Ibu itu, suatu ketika pernah mengomentari keluarga kami. Katanya, “Alhamdulillah ya. Kalian bahagia. Si Mas ternyata shalih. Orang baik. Anak-anak juga bersih-bersih wajahnya. Tumbuh sehat. Juga pintar, dan shalih.”
Saya hanya menunduk. Seraya mengamini. Lantas tersenyum saat melewati depan rumah ibu itu. Moga beliau bahagia di dunia dan akhirat. Begitu pun dengan teman-teman yang berkanan panjatkan doa untuknya.
***
Ibu ini lain lagi. Beliau punya riwayat mistis yang panjang. Pernah berkunjung ke berbagai dukun untuk melakukan konsultasi. Sebabnya, perutnya membesar. Mendadak menjadi buncit. Tentu saja, ia dan keluarganya sangat khawatir.
Kunjungan-kujungan ke berbagai dukun itu, tentu saja tidak gratis. Sampai-sampai, aset satu-satunya yang paling berharga terjual. “Tanah belakang rumahnya dijual. Untuk berobat.” tutur sumber hikayat. Terkonfirmasi. Valid.
Kenapa konyol? Jangan ketawa ya. Saya kasih tahu.
“Setelah diperiksa ke berbagai dukun, nihil. Perutnya tambah membesar. Ia muntah-muntah. Sering merasa mual.” tutur sumber lain.
“Akhirnya, ia pergi ke bidan. Dia dinyatakan hamil. Ya.
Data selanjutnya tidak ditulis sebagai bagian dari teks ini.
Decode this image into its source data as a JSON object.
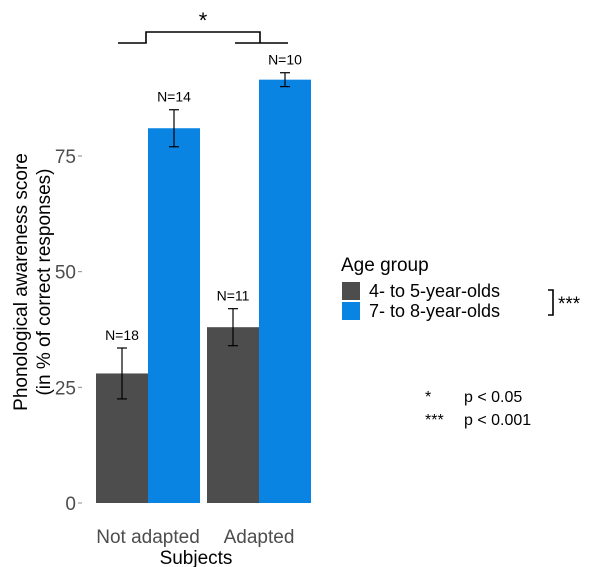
{
  "chart_data": {
    "type": "bar",
    "xlabel": "Subjects",
    "ylabel_line1": "Phonological awareness score",
    "ylabel_line2": "(in % of correct responses)",
    "categories": [
      "Not adapted",
      "Adapted"
    ],
    "ylim": [
      0,
      100
    ],
    "yticks": [
      0,
      25,
      50,
      75
    ],
    "grid": false,
    "series": [
      {
        "name": "4- to 5-year-olds",
        "color": "#4d4d4d",
        "values": [
          28,
          38
        ],
        "error_low": [
          22.5,
          34
        ],
        "error_high": [
          33.5,
          42
        ],
        "n_labels": [
          "N=18",
          "N=11"
        ]
      },
      {
        "name": "7- to 8-year-olds",
        "color": "#0a84e3",
        "values": [
          81,
          91.5
        ],
        "error_low": [
          77,
          90
        ],
        "error_high": [
          85,
          93
        ],
        "n_labels": [
          "N=14",
          "N=10"
        ]
      }
    ],
    "legend": {
      "title": "Age group",
      "position": "right",
      "significance_mark": "***"
    },
    "comparison_mark": "*",
    "significance_key": [
      {
        "symbol": "*",
        "text": "p < 0.05"
      },
      {
        "symbol": "***",
        "text": "p < 0.001"
      }
    ]
  }
}
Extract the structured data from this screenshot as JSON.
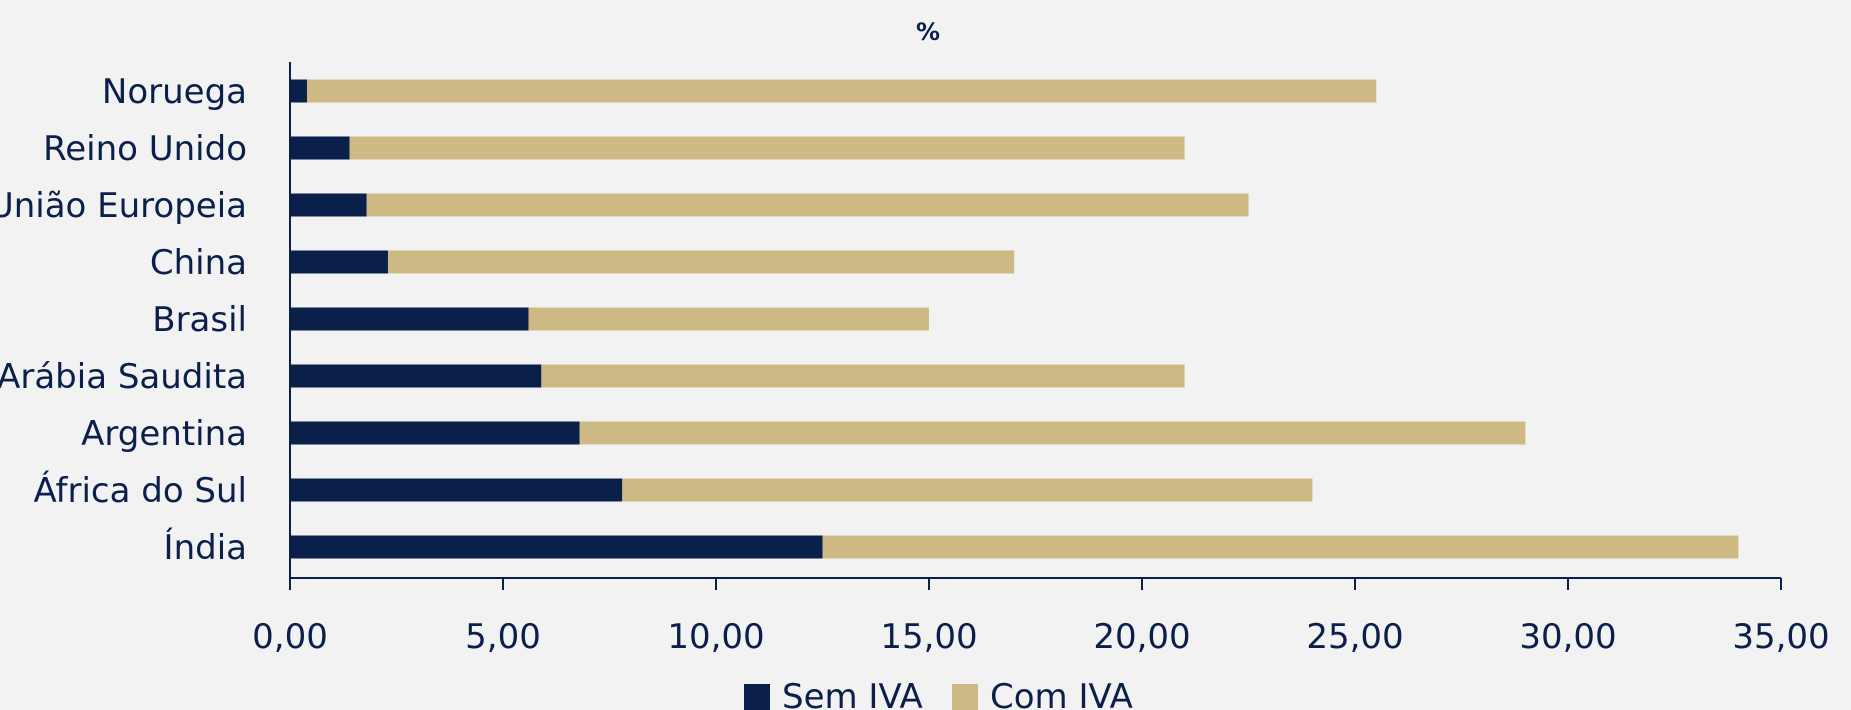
{
  "chart_data": {
    "type": "bar",
    "orientation": "horizontal",
    "stacked": true,
    "title": "",
    "subtitle": "%",
    "categories": [
      "Noruega",
      "Reino Unido",
      "União Europeia",
      "China",
      "Brasil",
      "Arábia Saudita",
      "Argentina",
      "África do Sul",
      "Índia"
    ],
    "series": [
      {
        "name": "Sem IVA",
        "color": "#0b1f4b",
        "values": [
          0.4,
          1.4,
          1.8,
          2.3,
          5.6,
          5.9,
          6.8,
          7.8,
          12.5
        ]
      },
      {
        "name": "Com IVA",
        "color": "#cdb983",
        "values": [
          25.1,
          19.6,
          20.7,
          14.7,
          9.4,
          15.1,
          22.2,
          16.2,
          21.5
        ]
      }
    ],
    "xlim": [
      0,
      35
    ],
    "x_ticks": [
      0,
      5,
      10,
      15,
      20,
      25,
      30,
      35
    ],
    "x_tick_labels": [
      "0,00",
      "5,00",
      "10,00",
      "15,00",
      "20,00",
      "25,00",
      "30,00",
      "35,00"
    ],
    "grid": false,
    "legend_position": "bottom-center"
  }
}
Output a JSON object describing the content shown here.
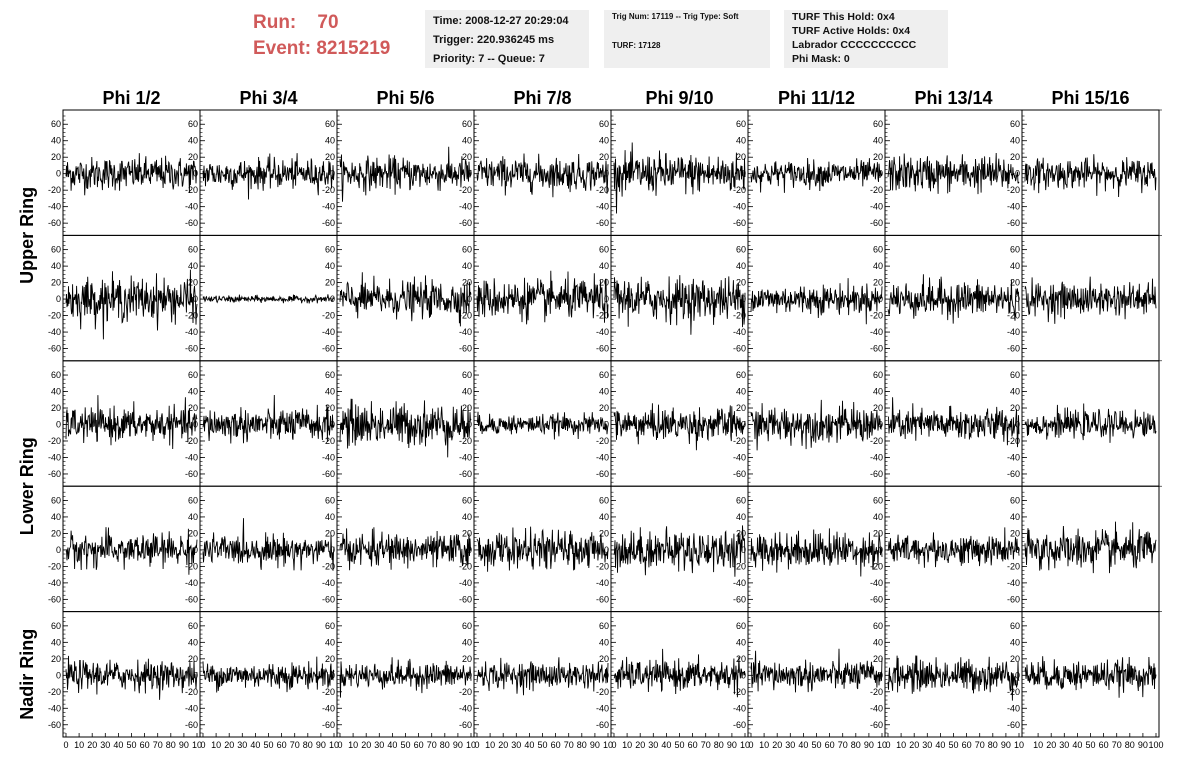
{
  "header": {
    "run_label": "Run:",
    "run_value": "70",
    "event_label": "Event:",
    "event_value": "8215219"
  },
  "info_box_1": {
    "time": "Time: 2008-12-27 20:29:04",
    "trigger": "Trigger: 220.936245 ms",
    "priority": "Priority: 7 -- Queue: 7"
  },
  "info_box_2": {
    "trig": "Trig Num: 17119 -- Trig Type: Soft",
    "turf": "TURF: 17128"
  },
  "info_box_3": {
    "hold": "TURF This Hold: 0x4",
    "active": "TURF Active Holds: 0x4",
    "labrador": "Labrador CCCCCCCCCC",
    "phimask": "Phi Mask: 0"
  },
  "colors": {
    "header_red": "#d05a5a",
    "box_bg": "#efefef",
    "trace": "#000000"
  },
  "chart_data": {
    "type": "line",
    "columns": [
      "Phi 1/2",
      "Phi 3/4",
      "Phi 5/6",
      "Phi 7/8",
      "Phi 9/10",
      "Phi 11/12",
      "Phi 13/14",
      "Phi 15/16"
    ],
    "row_groups": [
      {
        "label": "Upper Ring",
        "rows": [
          0,
          1
        ]
      },
      {
        "label": "Lower Ring",
        "rows": [
          2,
          3
        ]
      },
      {
        "label": "Nadir Ring",
        "rows": [
          4
        ]
      }
    ],
    "y_ticks": [
      60,
      40,
      20,
      0,
      -20,
      -40,
      -60
    ],
    "x_ticks_per_column": [
      "0",
      "10",
      "20",
      "30",
      "40",
      "50",
      "60",
      "70",
      "80",
      "90",
      "10"
    ],
    "x_ticks_last_column": [
      "10",
      "20",
      "30",
      "40",
      "50",
      "60",
      "70",
      "80",
      "90",
      "100"
    ],
    "ylim": [
      -70,
      70
    ],
    "xlim": [
      0,
      100
    ],
    "amplitude_rms": [
      [
        10,
        9,
        10,
        10,
        12,
        8,
        11,
        9
      ],
      [
        13,
        2,
        11,
        12,
        13,
        9,
        11,
        10
      ],
      [
        10,
        10,
        13,
        6,
        10,
        11,
        10,
        8
      ],
      [
        10,
        9,
        10,
        11,
        12,
        11,
        9,
        12
      ],
      [
        9,
        8,
        8,
        8,
        9,
        9,
        10,
        9
      ]
    ]
  }
}
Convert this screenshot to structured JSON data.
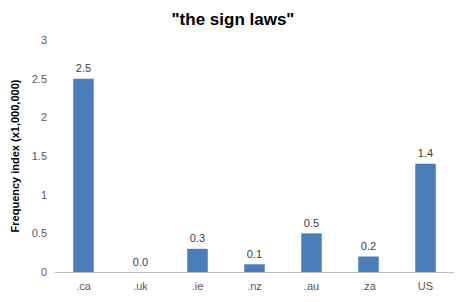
{
  "chart_data": {
    "type": "bar",
    "title": "\"the sign laws\"",
    "y_label": "Frequency index (x1,000,000)",
    "categories": [
      ".ca",
      ".uk",
      ".ie",
      ".nz",
      ".au",
      ".za",
      "US"
    ],
    "values": [
      2.5,
      0,
      0.3,
      0.1,
      0.5,
      0.2,
      1.4
    ],
    "value_labels": [
      "2.5",
      "0.0",
      "0.3",
      "0.1",
      "0.5",
      "0.2",
      "1.4"
    ],
    "color": "#4a7ebb",
    "ylim": [
      0,
      3
    ],
    "yticks": [
      0,
      0.5,
      1,
      1.5,
      2,
      2.5,
      3
    ],
    "grid": false,
    "data_labels": true
  }
}
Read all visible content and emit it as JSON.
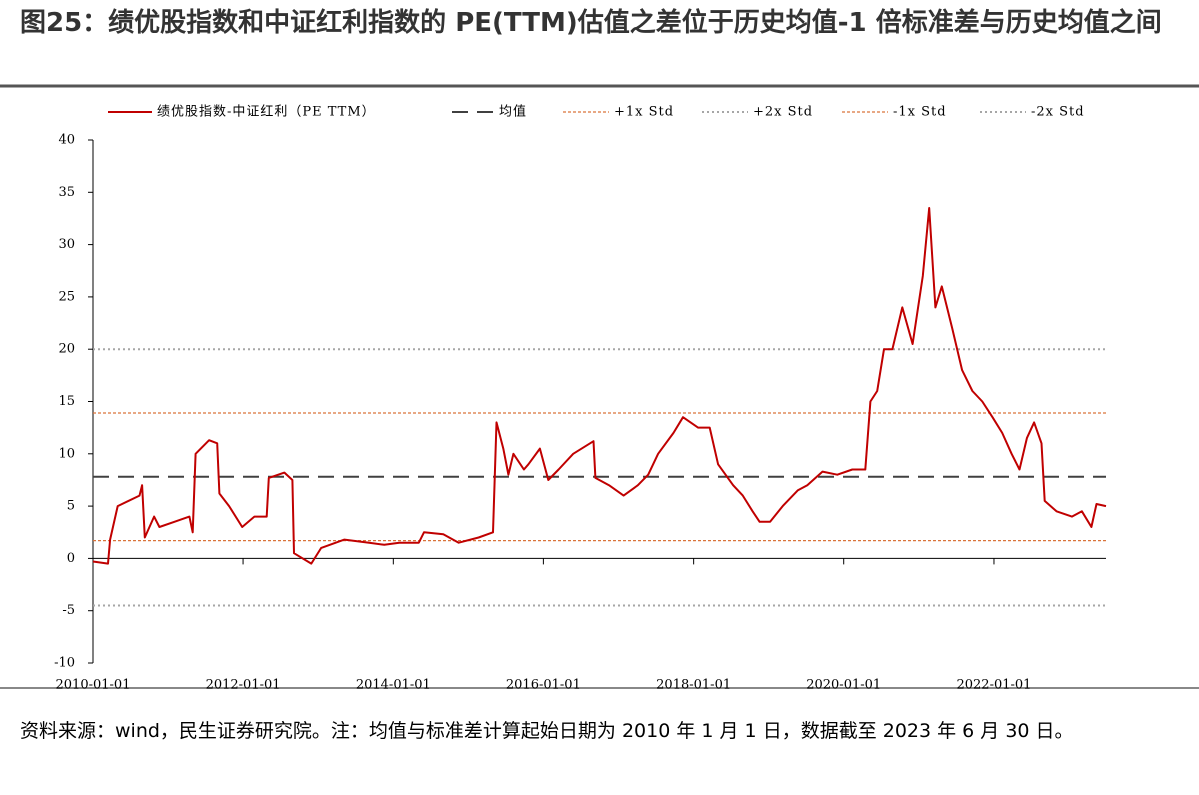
{
  "chart_data": {
    "type": "line",
    "title": "图25：绩优股指数和中证红利指数的 PE(TTM)估值之差位于历史均值-1 倍标准差与历史均值之间",
    "source": "资料来源：wind，民生证券研究院。注：均值与标准差计算起始日期为 2010 年 1 月 1 日，数据截至 2023 年 6 月 30 日。",
    "x": [
      "2010-01-01",
      "2010-03-15",
      "2010-03-25",
      "2010-05-01",
      "2010-08-15",
      "2010-08-28",
      "2010-09-10",
      "2010-10-25",
      "2010-11-20",
      "2011-02-01",
      "2011-04-15",
      "2011-05-01",
      "2011-05-15",
      "2011-07-20",
      "2011-08-28",
      "2011-09-08",
      "2011-10-25",
      "2011-12-28",
      "2012-02-25",
      "2012-04-25",
      "2012-05-05",
      "2012-07-20",
      "2012-08-28",
      "2012-09-05",
      "2012-11-28",
      "2013-01-15",
      "2013-05-08",
      "2013-09-05",
      "2013-11-18",
      "2014-01-30",
      "2014-05-05",
      "2014-05-30",
      "2014-09-01",
      "2014-11-15",
      "2015-02-20",
      "2015-05-01",
      "2015-05-18",
      "2015-06-20",
      "2015-07-15",
      "2015-08-08",
      "2015-09-28",
      "2015-10-20",
      "2015-12-15",
      "2016-01-25",
      "2016-03-15",
      "2016-05-25",
      "2016-09-01",
      "2016-09-10",
      "2016-11-15",
      "2017-01-25",
      "2017-04-05",
      "2017-05-25",
      "2017-07-12",
      "2017-09-25",
      "2017-11-10",
      "2018-01-22",
      "2018-03-20",
      "2018-04-30",
      "2018-07-12",
      "2018-08-28",
      "2018-10-15",
      "2018-11-18",
      "2019-01-08",
      "2019-03-10",
      "2019-05-22",
      "2019-07-08",
      "2019-09-20",
      "2019-12-01",
      "2020-02-12",
      "2020-04-15",
      "2020-05-10",
      "2020-06-12",
      "2020-07-15",
      "2020-08-25",
      "2020-10-12",
      "2020-12-01",
      "2021-01-20",
      "2021-02-20",
      "2021-03-22",
      "2021-04-22",
      "2021-06-12",
      "2021-07-30",
      "2021-09-18",
      "2021-11-05",
      "2021-12-25",
      "2022-02-10",
      "2022-03-28",
      "2022-05-05",
      "2022-06-10",
      "2022-07-15",
      "2022-08-20",
      "2022-09-05",
      "2022-11-01",
      "2023-01-15",
      "2023-03-05",
      "2023-04-20",
      "2023-05-15",
      "2023-06-30"
    ],
    "series": [
      {
        "name": "绩优股指数-中证红利（PE TTM）",
        "color": "#c00000",
        "values": [
          -0.3,
          -0.5,
          1.8,
          5,
          6,
          7,
          2,
          4,
          3,
          3.5,
          4,
          2.5,
          10,
          11.3,
          11,
          6.2,
          5,
          3,
          4,
          4,
          7.7,
          8.2,
          7.5,
          0.5,
          -0.5,
          1,
          1.8,
          1.5,
          1.3,
          1.5,
          1.5,
          2.5,
          2.3,
          1.5,
          2,
          2.5,
          13,
          10.5,
          8,
          10,
          8.5,
          9,
          10.5,
          7.5,
          8.5,
          10,
          11.2,
          7.7,
          7,
          6,
          7,
          8,
          10,
          12,
          13.5,
          12.5,
          12.5,
          9,
          7,
          6,
          4.5,
          3.5,
          3.5,
          5,
          6.5,
          7,
          8.3,
          8,
          8.5,
          8.5,
          15,
          16,
          20,
          20,
          24,
          20.5,
          27,
          33.5,
          24,
          26,
          22,
          18,
          16,
          15,
          13.5,
          12,
          10,
          8.5,
          11.5,
          13,
          11,
          5.5,
          4.5,
          4,
          4.5,
          3,
          5.2,
          5
        ]
      }
    ],
    "reference_lines": [
      {
        "name": "均值",
        "value": 7.8,
        "color": "#404040",
        "style": "dashed"
      },
      {
        "name": "+1x Std",
        "value": 13.9,
        "color": "#d9733a",
        "style": "short-dashed"
      },
      {
        "name": "+2x Std",
        "value": 20,
        "color": "#a6a6a6",
        "style": "dotted"
      },
      {
        "name": "-1x Std",
        "value": 1.7,
        "color": "#d9733a",
        "style": "short-dashed"
      },
      {
        "name": "-2x Std",
        "value": -4.5,
        "color": "#a6a6a6",
        "style": "dotted"
      }
    ],
    "xlim": [
      "2010-01-01",
      "2023-06-30"
    ],
    "xticks": [
      "2010-01-01",
      "2012-01-01",
      "2014-01-01",
      "2016-01-01",
      "2018-01-01",
      "2020-01-01",
      "2022-01-01"
    ],
    "ylim": [
      -10,
      40
    ],
    "yticks": [
      -10,
      -5,
      0,
      5,
      10,
      15,
      20,
      25,
      30,
      35,
      40
    ],
    "legend": "top"
  }
}
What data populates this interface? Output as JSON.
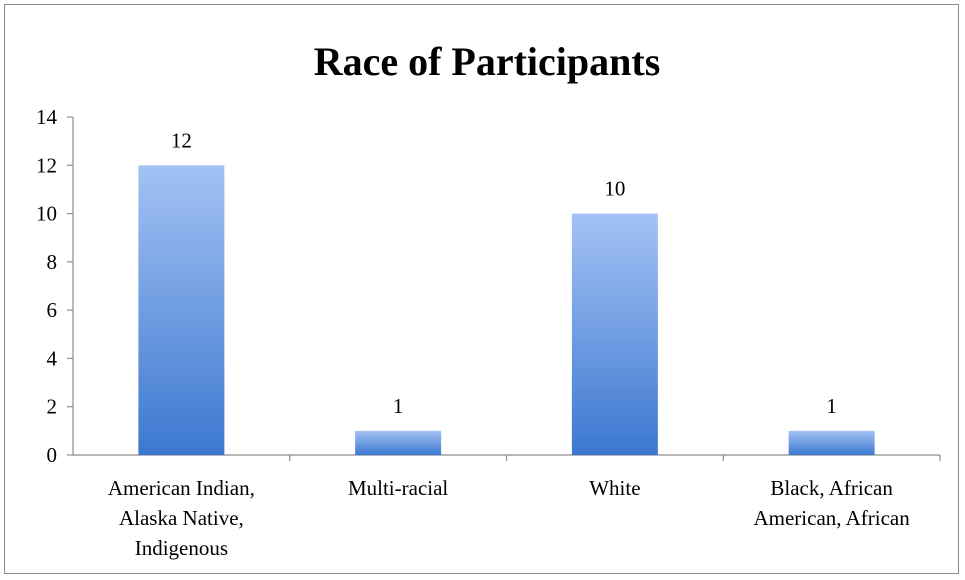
{
  "chart_data": {
    "type": "bar",
    "title": "Race of Participants",
    "categories": [
      [
        "American Indian,",
        "Alaska Native,",
        "Indigenous"
      ],
      [
        "Multi-racial"
      ],
      [
        "White"
      ],
      [
        "Black, African",
        "American, African"
      ]
    ],
    "values": [
      12,
      1,
      10,
      1
    ],
    "data_labels": [
      "12",
      "1",
      "10",
      "1"
    ],
    "ylim": [
      0,
      14
    ],
    "yticks": [
      "0",
      "2",
      "4",
      "6",
      "8",
      "10",
      "12",
      "14"
    ],
    "xlabel": "",
    "ylabel": "",
    "grid": false,
    "legend": "none",
    "colors": {
      "bar_top": "#a4c2f4",
      "bar_bottom": "#3c78d0",
      "axis": "#8c8c8c",
      "frame": "#8c8c8c"
    }
  }
}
Hamil.” Pungkas sumber riwayat.
Ibu ini, pernah pula berkata agak berteriak dari teras rumahnya, “Om, kapan mulai ngaji lagi? Anak-anak sudah nanyain. Katanya sudah pingin masuk lagi.”
“Insya Allah segera. Nanti dikabari ya.” jawab kami dengan sepenuh syukur. Alhamdulillah, anaknya sudah ketagihan dan kangen ngaji.
***
Siang tadi, seorang ibu membuat saya berhenti ketika hendak meninggal teras rumah untuk sebuah keperluan sangat penting. “Om,” panggilnya.
Saya berhenti. Menengok, menghadapkan wajah ke arahnya secara sempurna. “Tadi pagi anak saya bangun jam dua. Dia membangunkan saya. Bertanya, ‘Mah, sudah Shubuh atau belum?’ Saya jawab masih lama. Terus dia tidur lagi.”
Saya menyimak dengan cermat. Penasaran dengan kelanjutan kisahnya.
“Rupanya, Om. Dia minta dibangunkan karena mau shalat berjamaah di Masjid. Eh,” pungkasnya, “pas bangun lagi imam masjid sudah baca doa qunut.”
Saya tersenyum. Lalu beranjak melanjutkan langkah.
***
Kita hidup di akhir zaman. Jangan terlalu serius memburu dunia. Sebab dunia itu pergi. Akhirat yang mendekat. Carilah dunia seprofesional mungkin. Dengan niat ibadah. Manfaatkan hasilnya di jalan Allah Ta’ala. Selanjutnya, pikirkan baik-baik, “Bekal apa yang akan kita unggulkan di akhirat kelak?”
Jangan sampai nama kita berhenti dibicarakan sesaat setelah tanah kuburan kita kering.